I believe that my immediate reaction towards Ben’s proposal was normal. Although at 21 I’m as unrestrained as I’ll ever be, this fact is hard to recognized when society’s expectations give me tunnel vision down the path most taken. And then there’s money- how could I possibly afford a full year of travel? Once I had thrown myself at the foregone conclusion that the escapade was definitely going to happen, and started telling everyone I knew about it, I was asked the same questions. What about school? What about money? What about work?
But an impassioned spirit can turn obstacles into mile markers and fantasy into reality. Men have gone to space, right? Travel isn’t rocket science; it’s as simple as committing and planning. The questions had simple answers. Education is lifelong, and I, like most of my peers, studied what I thought I was interested in without really being sure. As for money, saving it requires sacrifices. I saved enough money to go to India by making minimum wage at a smoothie shop (where I lived off of smoothies). Each pathetic paycheck I deposited, and each solid meal I forfeited, boosted my incentive. I didn’t have a real job, so quitting was easy. Having a salary job would have been more difficult, but not without options. I could beg for time off, or I could quit and remind myself that security is an illusion anyway.
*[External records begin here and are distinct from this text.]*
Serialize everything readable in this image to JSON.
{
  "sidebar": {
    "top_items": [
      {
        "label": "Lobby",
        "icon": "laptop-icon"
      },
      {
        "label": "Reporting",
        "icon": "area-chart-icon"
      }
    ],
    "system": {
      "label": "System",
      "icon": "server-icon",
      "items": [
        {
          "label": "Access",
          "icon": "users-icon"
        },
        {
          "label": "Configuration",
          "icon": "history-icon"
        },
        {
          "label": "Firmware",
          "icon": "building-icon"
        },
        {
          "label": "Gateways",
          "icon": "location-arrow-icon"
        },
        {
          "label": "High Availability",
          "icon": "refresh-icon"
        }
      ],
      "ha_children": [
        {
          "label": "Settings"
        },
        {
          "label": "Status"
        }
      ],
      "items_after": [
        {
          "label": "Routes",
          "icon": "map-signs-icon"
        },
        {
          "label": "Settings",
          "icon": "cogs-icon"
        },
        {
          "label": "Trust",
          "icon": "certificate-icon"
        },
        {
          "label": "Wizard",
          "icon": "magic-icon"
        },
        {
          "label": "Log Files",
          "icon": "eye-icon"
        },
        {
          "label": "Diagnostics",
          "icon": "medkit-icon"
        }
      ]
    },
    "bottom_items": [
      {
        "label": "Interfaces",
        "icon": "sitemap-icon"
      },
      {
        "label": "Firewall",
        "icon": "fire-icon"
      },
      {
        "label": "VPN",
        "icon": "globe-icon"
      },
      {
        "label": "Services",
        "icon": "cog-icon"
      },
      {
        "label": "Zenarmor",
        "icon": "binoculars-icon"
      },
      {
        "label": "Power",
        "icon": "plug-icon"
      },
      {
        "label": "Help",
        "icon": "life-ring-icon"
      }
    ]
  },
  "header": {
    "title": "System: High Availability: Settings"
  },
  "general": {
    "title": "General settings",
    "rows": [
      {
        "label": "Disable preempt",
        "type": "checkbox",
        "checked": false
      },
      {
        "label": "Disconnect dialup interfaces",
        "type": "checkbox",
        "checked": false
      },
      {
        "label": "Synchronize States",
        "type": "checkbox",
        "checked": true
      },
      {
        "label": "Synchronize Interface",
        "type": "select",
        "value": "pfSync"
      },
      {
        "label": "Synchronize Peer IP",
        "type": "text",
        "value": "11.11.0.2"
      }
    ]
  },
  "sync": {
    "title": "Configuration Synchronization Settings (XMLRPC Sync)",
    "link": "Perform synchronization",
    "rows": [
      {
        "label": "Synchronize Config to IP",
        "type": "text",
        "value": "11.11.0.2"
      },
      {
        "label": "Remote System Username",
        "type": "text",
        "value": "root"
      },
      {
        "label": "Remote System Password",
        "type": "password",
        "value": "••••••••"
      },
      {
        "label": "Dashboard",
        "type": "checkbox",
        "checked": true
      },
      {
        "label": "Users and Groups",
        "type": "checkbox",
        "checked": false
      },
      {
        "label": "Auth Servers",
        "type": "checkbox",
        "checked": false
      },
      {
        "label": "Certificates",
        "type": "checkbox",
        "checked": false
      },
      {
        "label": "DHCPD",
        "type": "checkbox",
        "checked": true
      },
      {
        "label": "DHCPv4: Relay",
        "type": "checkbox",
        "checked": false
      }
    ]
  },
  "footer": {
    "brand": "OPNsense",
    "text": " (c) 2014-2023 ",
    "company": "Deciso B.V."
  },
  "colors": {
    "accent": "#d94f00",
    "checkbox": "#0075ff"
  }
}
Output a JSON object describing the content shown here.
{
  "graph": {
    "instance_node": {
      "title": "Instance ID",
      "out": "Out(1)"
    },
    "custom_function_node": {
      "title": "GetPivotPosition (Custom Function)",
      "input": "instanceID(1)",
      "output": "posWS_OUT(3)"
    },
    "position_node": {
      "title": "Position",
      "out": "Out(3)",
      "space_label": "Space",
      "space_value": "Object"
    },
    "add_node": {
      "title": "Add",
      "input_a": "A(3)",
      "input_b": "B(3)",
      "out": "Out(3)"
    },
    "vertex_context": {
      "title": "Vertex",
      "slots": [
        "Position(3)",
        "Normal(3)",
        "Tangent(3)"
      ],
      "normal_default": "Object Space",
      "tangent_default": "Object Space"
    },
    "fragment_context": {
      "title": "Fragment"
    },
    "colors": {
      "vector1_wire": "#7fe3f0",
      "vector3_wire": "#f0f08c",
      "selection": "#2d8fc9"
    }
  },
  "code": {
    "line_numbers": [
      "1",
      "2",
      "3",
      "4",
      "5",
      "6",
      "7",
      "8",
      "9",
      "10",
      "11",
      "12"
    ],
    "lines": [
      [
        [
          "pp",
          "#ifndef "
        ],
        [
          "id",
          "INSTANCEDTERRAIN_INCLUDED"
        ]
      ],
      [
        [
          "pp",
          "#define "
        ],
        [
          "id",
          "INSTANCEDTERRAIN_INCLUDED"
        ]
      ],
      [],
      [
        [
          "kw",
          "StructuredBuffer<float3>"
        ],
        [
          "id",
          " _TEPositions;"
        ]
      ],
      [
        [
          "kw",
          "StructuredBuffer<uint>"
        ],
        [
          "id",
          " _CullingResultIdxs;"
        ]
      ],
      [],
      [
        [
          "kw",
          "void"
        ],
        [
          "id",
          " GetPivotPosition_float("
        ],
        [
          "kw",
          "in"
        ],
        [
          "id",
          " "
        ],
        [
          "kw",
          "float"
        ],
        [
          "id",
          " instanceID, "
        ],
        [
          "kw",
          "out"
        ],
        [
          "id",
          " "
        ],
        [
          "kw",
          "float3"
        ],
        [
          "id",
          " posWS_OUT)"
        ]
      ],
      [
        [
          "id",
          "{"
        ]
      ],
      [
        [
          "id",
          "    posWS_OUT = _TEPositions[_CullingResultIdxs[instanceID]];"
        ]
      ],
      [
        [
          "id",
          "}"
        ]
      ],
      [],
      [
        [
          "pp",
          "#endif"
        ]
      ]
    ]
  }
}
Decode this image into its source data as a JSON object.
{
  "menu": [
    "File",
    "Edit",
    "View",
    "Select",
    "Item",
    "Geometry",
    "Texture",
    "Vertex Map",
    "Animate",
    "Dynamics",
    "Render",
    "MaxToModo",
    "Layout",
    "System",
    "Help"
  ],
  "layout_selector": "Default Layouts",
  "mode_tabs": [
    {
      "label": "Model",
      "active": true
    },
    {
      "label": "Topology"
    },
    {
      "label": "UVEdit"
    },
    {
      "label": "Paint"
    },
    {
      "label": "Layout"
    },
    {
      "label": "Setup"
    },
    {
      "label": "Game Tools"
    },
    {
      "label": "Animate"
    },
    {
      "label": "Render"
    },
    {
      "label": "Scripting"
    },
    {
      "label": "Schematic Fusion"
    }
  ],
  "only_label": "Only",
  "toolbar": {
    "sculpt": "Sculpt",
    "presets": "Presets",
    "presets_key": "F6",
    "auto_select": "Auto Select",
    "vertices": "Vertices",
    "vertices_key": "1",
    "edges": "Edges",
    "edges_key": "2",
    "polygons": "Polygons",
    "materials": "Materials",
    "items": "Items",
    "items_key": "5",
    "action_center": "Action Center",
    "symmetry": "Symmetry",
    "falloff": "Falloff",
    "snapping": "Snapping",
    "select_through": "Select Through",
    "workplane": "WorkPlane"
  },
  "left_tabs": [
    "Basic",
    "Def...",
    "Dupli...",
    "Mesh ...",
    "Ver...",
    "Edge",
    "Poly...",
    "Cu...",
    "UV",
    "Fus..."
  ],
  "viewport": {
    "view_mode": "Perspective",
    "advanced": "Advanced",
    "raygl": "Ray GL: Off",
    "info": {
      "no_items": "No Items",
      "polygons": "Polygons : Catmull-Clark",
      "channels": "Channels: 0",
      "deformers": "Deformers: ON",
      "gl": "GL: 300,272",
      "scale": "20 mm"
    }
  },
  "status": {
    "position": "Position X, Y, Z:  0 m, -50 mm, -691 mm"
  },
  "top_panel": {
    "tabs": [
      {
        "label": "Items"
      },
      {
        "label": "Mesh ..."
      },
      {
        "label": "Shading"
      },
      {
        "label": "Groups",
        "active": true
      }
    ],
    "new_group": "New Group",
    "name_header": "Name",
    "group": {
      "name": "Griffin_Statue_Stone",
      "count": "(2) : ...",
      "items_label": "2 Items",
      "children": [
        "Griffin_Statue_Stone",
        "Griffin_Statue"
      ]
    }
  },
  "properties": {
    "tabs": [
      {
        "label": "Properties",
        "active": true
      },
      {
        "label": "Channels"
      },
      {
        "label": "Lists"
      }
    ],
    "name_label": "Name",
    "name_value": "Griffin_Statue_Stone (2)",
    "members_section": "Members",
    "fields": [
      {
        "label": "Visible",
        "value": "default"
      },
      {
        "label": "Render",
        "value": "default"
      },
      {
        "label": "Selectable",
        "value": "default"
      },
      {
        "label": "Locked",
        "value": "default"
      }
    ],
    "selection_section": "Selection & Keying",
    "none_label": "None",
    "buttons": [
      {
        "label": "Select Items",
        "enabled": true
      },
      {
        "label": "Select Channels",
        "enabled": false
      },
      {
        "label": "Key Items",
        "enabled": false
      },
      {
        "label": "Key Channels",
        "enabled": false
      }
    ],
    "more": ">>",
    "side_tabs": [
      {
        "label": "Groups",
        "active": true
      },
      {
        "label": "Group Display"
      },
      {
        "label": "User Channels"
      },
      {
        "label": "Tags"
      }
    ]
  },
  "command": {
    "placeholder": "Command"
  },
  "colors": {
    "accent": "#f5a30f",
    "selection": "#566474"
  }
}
Indeed, security is nonexistent. There are too many monsters out there to hide from, and eventually one of them is gonna get you, be it debt, disease, or desolation. Go ahead and try to fight off the monsters, but don’t let them wear you down. Take the energy that you spend fighting exhaustion, and turn it towards something that will spike your sense of purpose with a caffeine- like enthusiasm. For Ben and I, and for so many people, travel is like a double- espresso shot for the soul. The tunnel vision fades, and all those monsters at home don’t scare us so much anymore.